Di Troisi nel film c’è tanto ma non c’è tutto, non deve esserci tutto, perché lui stesso detestava la “tuttologia”: “Io non ci credo tanto in chi sa sempre tutto di tutto” diceva. E su di lui, che è morto da poeta giovane e sublime, non sono chiamati al ricordo gli “ovvi” Lello Arena ed Enzo Decaro, bensì autori che ne esplicitano l’eredità profonda, e questo perché “non volevo gli amici di Massimo, che parlano di lui nei tanti documentari preziosissimi pre-esistenti al mio, ma chi potesse guardando come me”. Ecco dunque sfilare le testimonianze di Francesco Piccolo come scrittore e sceneggiatore, Paolo Sorrentino come regista, Ficarra & Picone come comici, Michael Rardford e Roberto Perpignani come regista e montatore de Il postino, (“che considero l’ultimo film di Troisi come autore”) ed infine l’altrettanto compianto Giuseppe Bertolucci cui si deve la scrittura di Non ci resta che piangere del 1984, oltre che un’intervista a critici Goffredo Fofi e Federico Chiacchieri, al quale cui si deve la prima monografia dedicata a Troisi. Ma accanto a numerosi (e spesso tra i più divertenti) spezzoni del Troisi-mondo teatrale, cinematografico e televisivo inseriti nel doc, a vibrare sono le scene di rara intimità girate nello studio “aperto sul mare” di Anna Pavignano, donna e scrittrice che emana serenità attraverso una bellezza naturale e autentica, caratteristiche che si capisce corrispondessero a quanto Troisi amava, anche perché in parte a lui complementari.

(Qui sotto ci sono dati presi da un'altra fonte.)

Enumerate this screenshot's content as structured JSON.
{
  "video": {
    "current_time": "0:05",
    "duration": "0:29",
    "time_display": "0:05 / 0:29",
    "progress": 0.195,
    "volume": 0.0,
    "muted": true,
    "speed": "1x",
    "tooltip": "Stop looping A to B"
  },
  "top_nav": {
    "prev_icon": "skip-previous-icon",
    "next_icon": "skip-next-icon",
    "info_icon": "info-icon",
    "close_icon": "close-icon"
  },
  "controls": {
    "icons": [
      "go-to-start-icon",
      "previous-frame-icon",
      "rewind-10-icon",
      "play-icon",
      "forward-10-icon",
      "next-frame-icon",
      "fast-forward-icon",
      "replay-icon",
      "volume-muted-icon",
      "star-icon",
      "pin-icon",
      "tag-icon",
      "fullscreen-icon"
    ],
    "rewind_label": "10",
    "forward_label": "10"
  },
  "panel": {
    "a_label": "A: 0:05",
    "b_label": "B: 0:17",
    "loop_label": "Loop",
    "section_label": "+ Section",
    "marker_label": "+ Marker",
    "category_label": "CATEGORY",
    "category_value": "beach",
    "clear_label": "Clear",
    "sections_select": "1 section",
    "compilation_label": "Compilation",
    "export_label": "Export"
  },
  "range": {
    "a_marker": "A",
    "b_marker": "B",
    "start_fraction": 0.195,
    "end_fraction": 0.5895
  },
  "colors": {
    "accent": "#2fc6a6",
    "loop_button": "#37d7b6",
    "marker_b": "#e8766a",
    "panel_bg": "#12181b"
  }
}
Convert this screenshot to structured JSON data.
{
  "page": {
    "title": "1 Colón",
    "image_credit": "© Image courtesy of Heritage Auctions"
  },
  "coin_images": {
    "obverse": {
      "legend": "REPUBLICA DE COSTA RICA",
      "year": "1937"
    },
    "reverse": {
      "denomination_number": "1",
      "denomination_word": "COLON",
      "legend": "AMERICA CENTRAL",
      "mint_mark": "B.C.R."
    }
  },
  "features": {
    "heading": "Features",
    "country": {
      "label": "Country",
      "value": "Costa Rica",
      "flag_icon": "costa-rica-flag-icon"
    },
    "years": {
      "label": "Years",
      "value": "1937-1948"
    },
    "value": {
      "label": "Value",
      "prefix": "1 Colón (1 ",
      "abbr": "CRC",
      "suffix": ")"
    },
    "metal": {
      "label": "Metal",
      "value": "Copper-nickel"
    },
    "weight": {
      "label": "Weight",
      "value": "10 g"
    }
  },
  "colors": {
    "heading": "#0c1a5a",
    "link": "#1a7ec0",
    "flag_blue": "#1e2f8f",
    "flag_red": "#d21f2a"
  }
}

Anna che viene da Torino, non da Napoli, e che forse proprio per questa “distante” provenienza culturale e linguistica ha aiutato Massimo a scrivere testi universali, astraendoli dal Dna partenopeo, evidenziando quanto l’artista da San Giorgio a Cremano amasse certamente le proprie origini ma non sentisse l’esigenza di esclusività territoriale, e sentimentale. Del resto Napoli trasudava dai suoi gesti, dalle sue “non parole” e dall’amicizia simbiotica e gemellare con l’altra icona campana, quel Pino Daniele che gli era colonna musicale e fratello di cuore fragile. Come non commuoversi rivedendoli inquadrati insieme mentre Pino compone Quando per la colonna sonora di Pensavo che fosse amore…invece era un calesse. “Insieme Massimo e Pino hanno colto il sapore profondo di quegli anni, anche della protesta del tempo, sullo sfondo napoletano”. Laggiù qualcuno mi ama, prodotto da una produzione Indiana Production, Vision distributione e Medusa Film in collaborazione con Sky uscirà in 200 copie il 19 febbraio (compleanno di Troisi) con un raddoppiamento a 400 dal 23 febbraio.